Friday, May 9, 2008

You must be mad, why Pakistan?

I was like most people thinking it must be crazy thinking to jump into Pakistan stock on the recent blog entry, consider to buy Maybank if it's reaches bargain or steal level. Unless I have too much money or no other investment choice why taking such a risky proposition?

Turtle was not alone, Templeton too invested in this market.

In Pakistan, a market shunned by most institutional investors but which accounted for 5.3 percent of Templeton's Asian Growth Fund's portfolio, Mobius said the country's stocks were attractively priced at forward price-earnings ratios of less than 10.

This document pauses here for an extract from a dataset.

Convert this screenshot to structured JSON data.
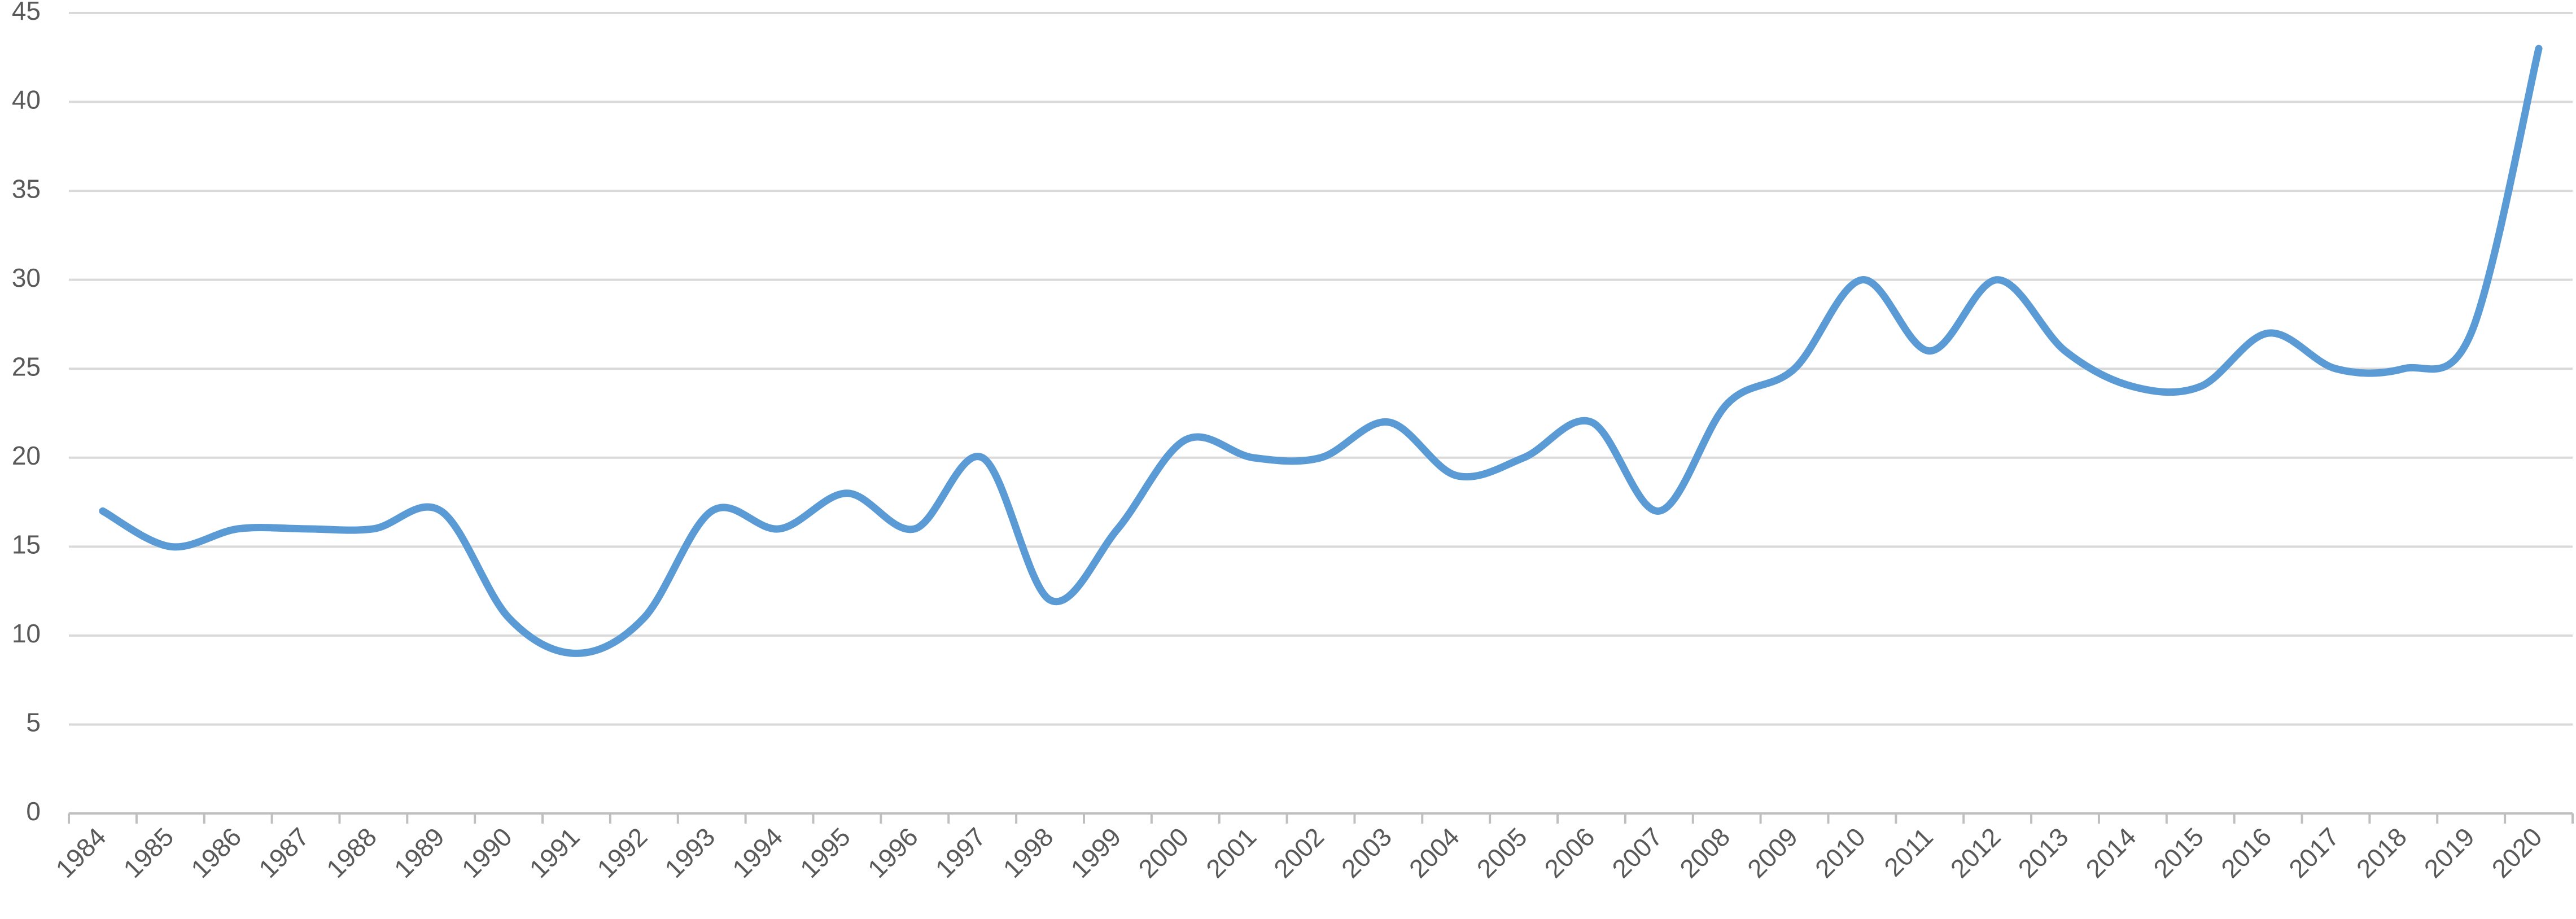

Pakistan's stock market is Asia's top performer this year, up almost 10 percent on top of a 40 percent rise last year. Economic growth has averaged about 6 percent in the last five years, but the South Asian country has been plagued by political instability and militant attacks.

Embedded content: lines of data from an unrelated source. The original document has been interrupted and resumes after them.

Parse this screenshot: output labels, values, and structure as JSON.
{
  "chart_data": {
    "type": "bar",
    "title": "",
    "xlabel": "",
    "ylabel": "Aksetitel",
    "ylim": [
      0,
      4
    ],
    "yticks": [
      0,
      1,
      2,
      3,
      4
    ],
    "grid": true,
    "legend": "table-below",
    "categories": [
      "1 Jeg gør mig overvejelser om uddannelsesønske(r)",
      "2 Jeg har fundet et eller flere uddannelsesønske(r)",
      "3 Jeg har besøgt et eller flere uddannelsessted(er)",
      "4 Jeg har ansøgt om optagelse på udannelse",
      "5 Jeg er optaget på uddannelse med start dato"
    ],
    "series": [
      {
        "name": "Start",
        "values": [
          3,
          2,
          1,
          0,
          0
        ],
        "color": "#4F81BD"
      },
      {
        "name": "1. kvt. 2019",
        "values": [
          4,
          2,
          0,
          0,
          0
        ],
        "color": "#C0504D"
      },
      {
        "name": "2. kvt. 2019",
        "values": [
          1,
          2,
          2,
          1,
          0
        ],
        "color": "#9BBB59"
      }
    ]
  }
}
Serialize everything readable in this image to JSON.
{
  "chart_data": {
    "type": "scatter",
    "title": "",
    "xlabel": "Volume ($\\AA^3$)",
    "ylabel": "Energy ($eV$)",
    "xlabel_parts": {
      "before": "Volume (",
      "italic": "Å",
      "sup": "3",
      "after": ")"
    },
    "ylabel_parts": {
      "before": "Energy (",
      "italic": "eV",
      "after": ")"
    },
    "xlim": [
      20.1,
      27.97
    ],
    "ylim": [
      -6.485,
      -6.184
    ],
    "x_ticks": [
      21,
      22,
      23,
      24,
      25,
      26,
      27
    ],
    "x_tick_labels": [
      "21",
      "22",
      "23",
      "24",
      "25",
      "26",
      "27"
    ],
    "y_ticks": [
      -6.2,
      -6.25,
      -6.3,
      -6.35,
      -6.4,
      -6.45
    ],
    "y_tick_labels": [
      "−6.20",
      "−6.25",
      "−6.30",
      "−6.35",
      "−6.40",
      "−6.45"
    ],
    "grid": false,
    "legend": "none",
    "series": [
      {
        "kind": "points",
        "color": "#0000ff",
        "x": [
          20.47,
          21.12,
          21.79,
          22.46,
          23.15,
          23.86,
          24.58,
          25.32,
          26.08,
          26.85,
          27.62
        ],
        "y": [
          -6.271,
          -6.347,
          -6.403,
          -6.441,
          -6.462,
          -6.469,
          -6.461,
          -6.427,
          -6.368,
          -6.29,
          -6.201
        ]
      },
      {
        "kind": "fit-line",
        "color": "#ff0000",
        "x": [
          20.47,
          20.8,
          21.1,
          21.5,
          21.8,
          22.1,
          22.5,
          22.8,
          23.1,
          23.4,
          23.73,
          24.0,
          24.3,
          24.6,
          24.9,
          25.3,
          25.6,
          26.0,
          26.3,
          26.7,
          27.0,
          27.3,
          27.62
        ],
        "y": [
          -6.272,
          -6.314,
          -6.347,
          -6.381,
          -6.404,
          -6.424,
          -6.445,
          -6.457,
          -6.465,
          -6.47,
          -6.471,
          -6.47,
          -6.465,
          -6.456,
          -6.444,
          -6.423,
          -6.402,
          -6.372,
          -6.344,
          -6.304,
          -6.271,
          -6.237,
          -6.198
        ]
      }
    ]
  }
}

A Templeton spokesman said the firm's Pakistani investments included CB Bank, Oil & Gas Development Co (OGDC.KA: Quote, Profile, Research), Faysal Bank (FYBL.KA: Quote, Profile, Research) and Pakistan Telecommunication (PTCA.KA: Quote, Profile, Research).

"It's working out for us well," Mobius said, noting that recent elections had replaced an unpopular military-backed government with a civilian government that was likely to retain the previous administration's pro-private enterprise policies.

Risk comes with what we don't know. I feel it was less risky after gaining more knowledge about the subject. Beside watching what the expert is doing, the other factor affecting my thinking was there is a shift of economc prosperity from indstriaIized to agricultural and resource-based nations. Truth is the last 5% was from experience and gut feels but like Soros always says: I am fallible, I could be wrong, Investing emerging market is risky and volatile, however given enough time, these markets can provide satisfactory returns. I leave it to you to judge Templeton track records.